The narrator’s singular aloneness in this final scene is superficially concerned with what she is eating. No longer needing to compete with her son over who gets the best part of the chicken, she has the breast all to herself without having to share it. There is significant irony here. As Angelou has so often resorted to humor when faced with a disturbing problem, in the conclusion of the fourth volume she offers the reader the half-serious picture of a greedy mother getting what she has always wanted. Her keeping the breast represents both the nurturing aspect of the mother as well as a weaning herself from Guy’s demands. Life for Angelou, whether she wants it to or not, is about to offer a new freedom, a new character, a new “myself.” No longer the mother saved from drugs at the close of Gather Together or the mother prone to making false promises in Singin’ and Swingin’, the character at the end of The Heart of a Woman is, as the title states, a woman:
I closed the door and held my breath. Waiting for the wave of emotion to surge over me, knock me down, take my breath away. Nothing happened. I didn't feel bereft or desolate. I didn't feel lonely or abandoned. I sat down, still waiting. The first thought that came to me, perfectly formed and promising, was “At last, I'll be able to eat the whole breast of a roast chicken by myself.”(878-879)
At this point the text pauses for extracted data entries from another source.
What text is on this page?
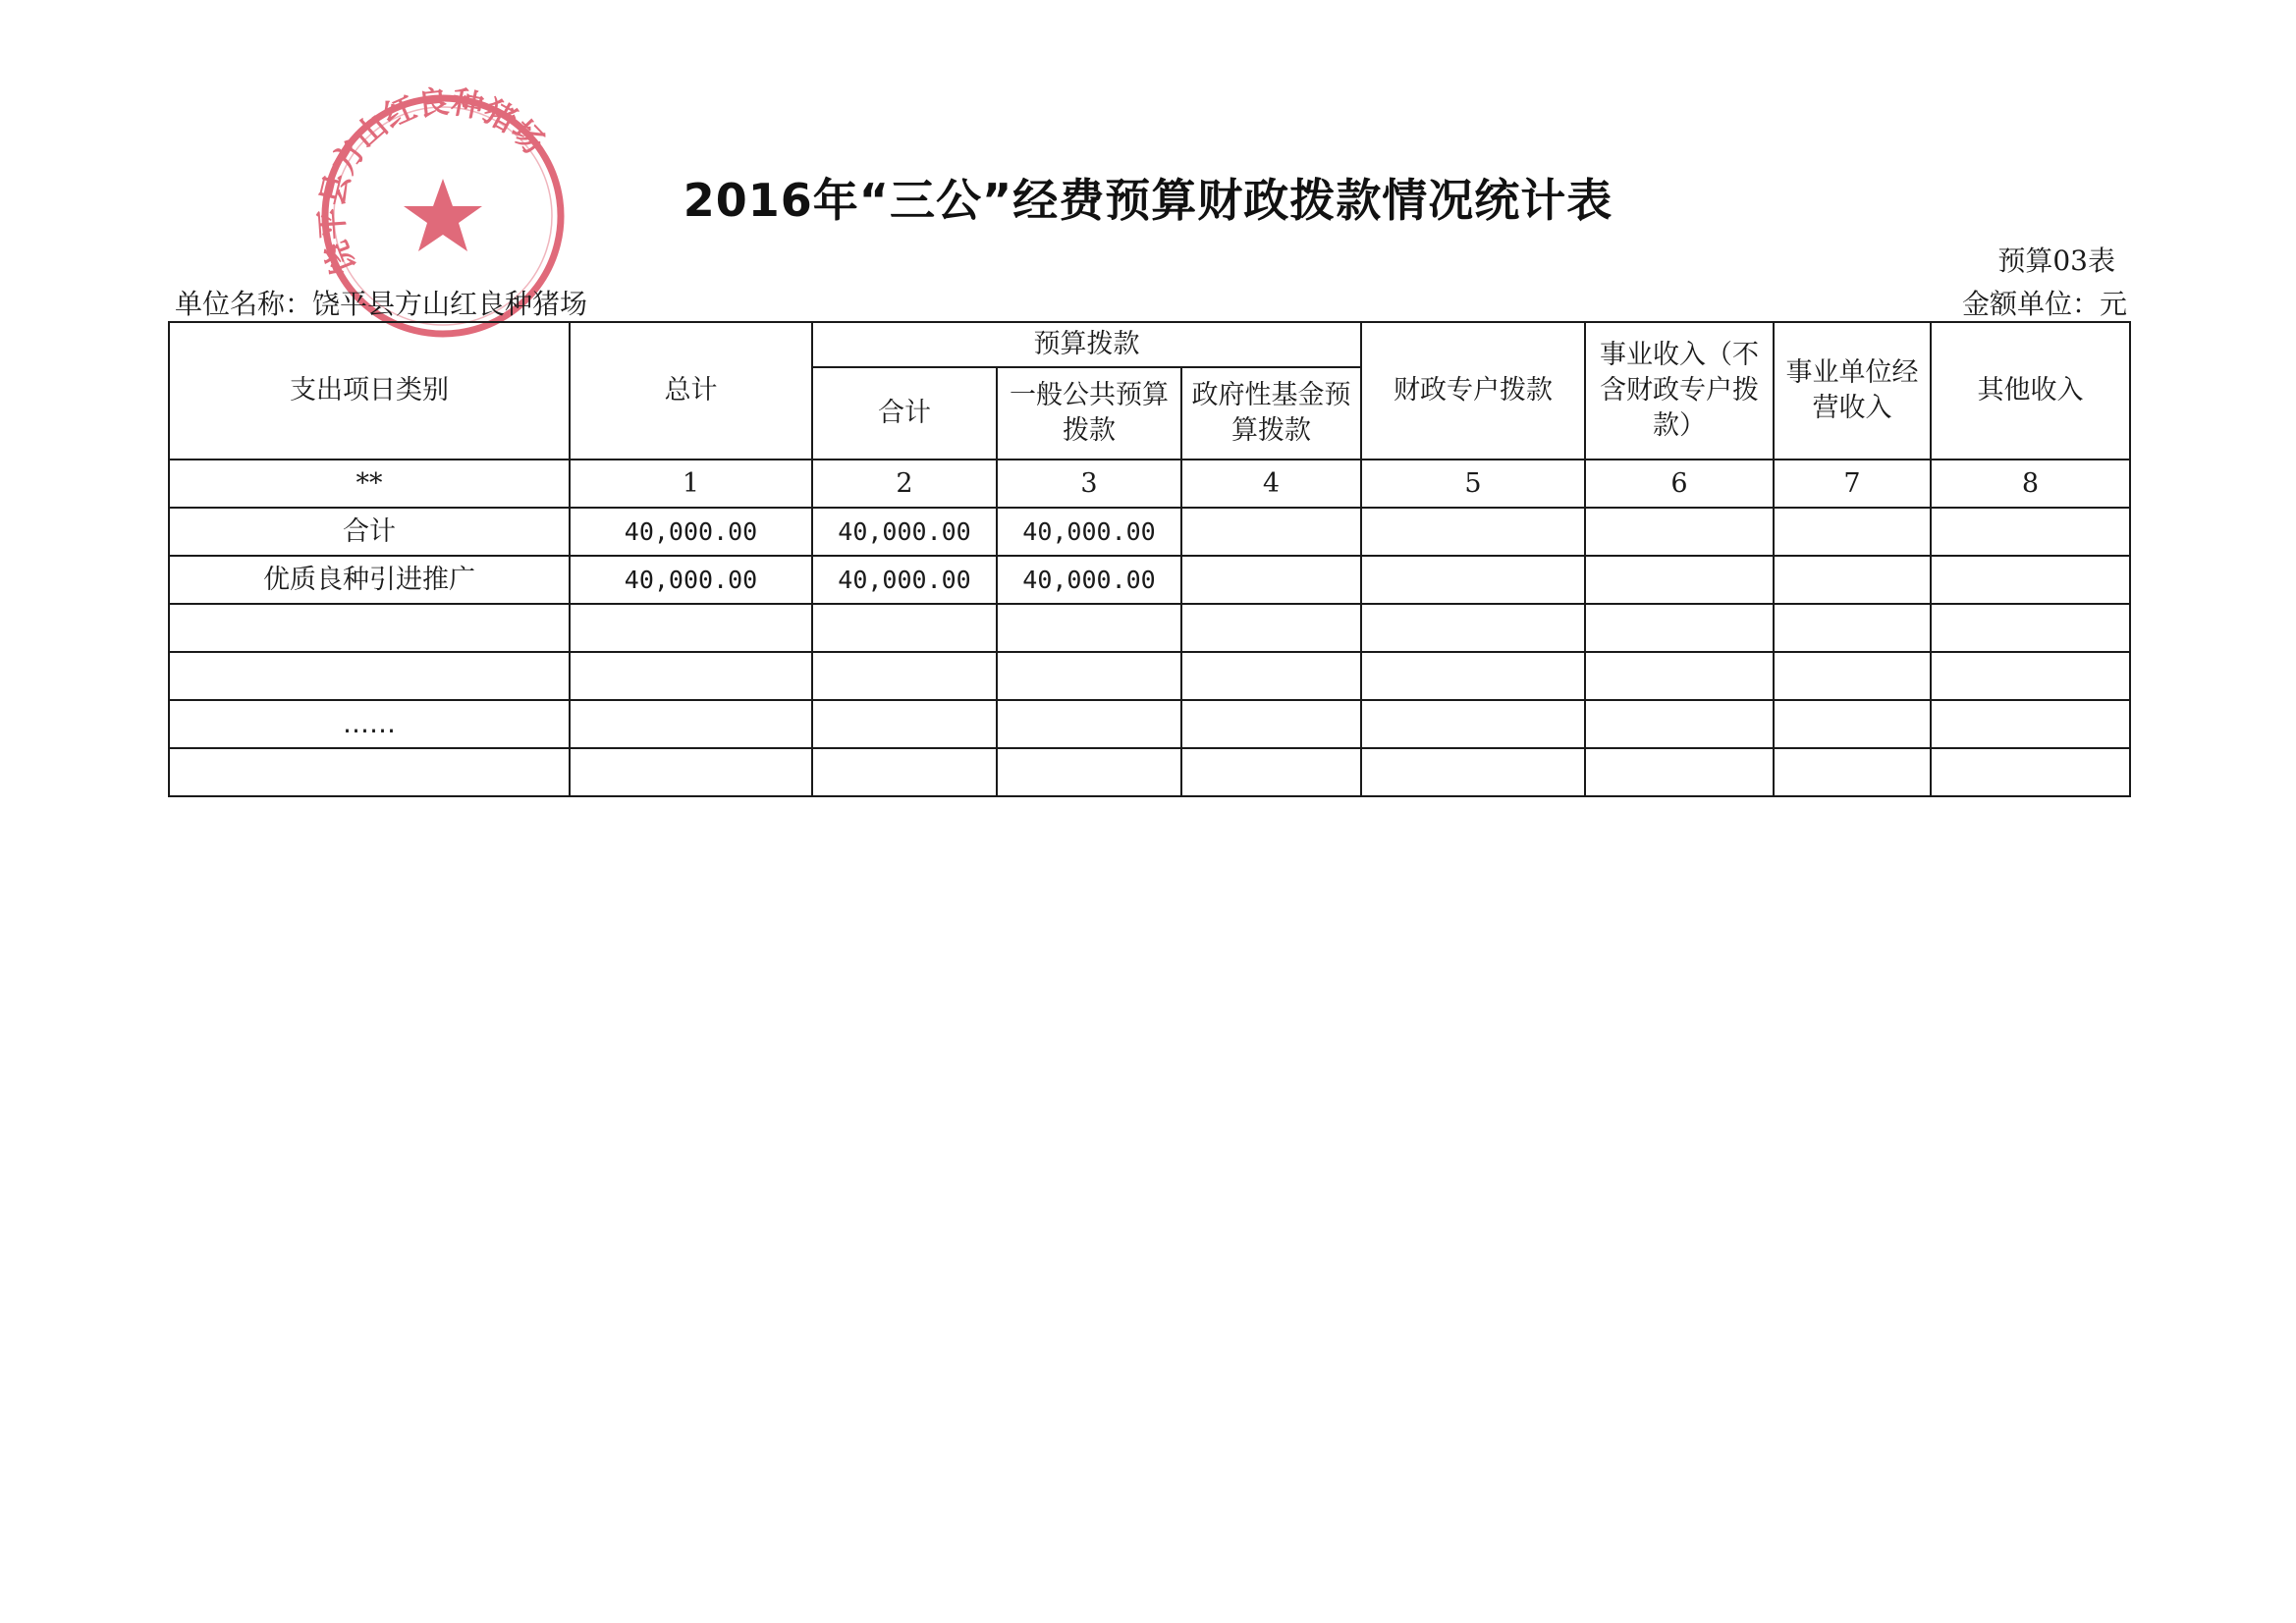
饶平县方山红良种猪场
2016年“三公”经费预算财政拨款情况统计表
预算03表
单位名称：饶平县方山红良种猪场	金额单位：元
支出项日类别	总计	预算拨款			财政专户拨款	事业收入（不含财政专户拨款）	事业单位经营收入	其他收入
		合计	一般公共预算拨款	政府性基金预算拨款				
**	1	2	3	4	5	6	7	8
合计	40,000.00	40,000.00	40,000.00					
优质良种引进推广	40,000.00	40,000.00	40,000.00					

……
Life for Angelou, whether she wants it not, is about to offer a new freedom, a new character, a new ‘myself’. She is no longer the mother saved from drugs at the close of Gather Together or the mother prone to make false promises in Singin’ and Swingin’, the character at the end of The Heart of a Woman is as the title states a ‘Woman.’ Defined as neither mother nor wife, Maya Angelou is at this moment simply herself. Despite Guy's absence or perhaps because of it, she recognizes an emerging new Self, a woman liberated in heart. The autobiographical narrative was an escape to freedom; very often the physical journey was able to provide a concrete image of selfhood which became a model for later African American writers. All marginalized people have to carve out, invent and imagine new expressive forms - forms that evolve from their particular experiences, historical struggles and victories as they negotiate their place in this world.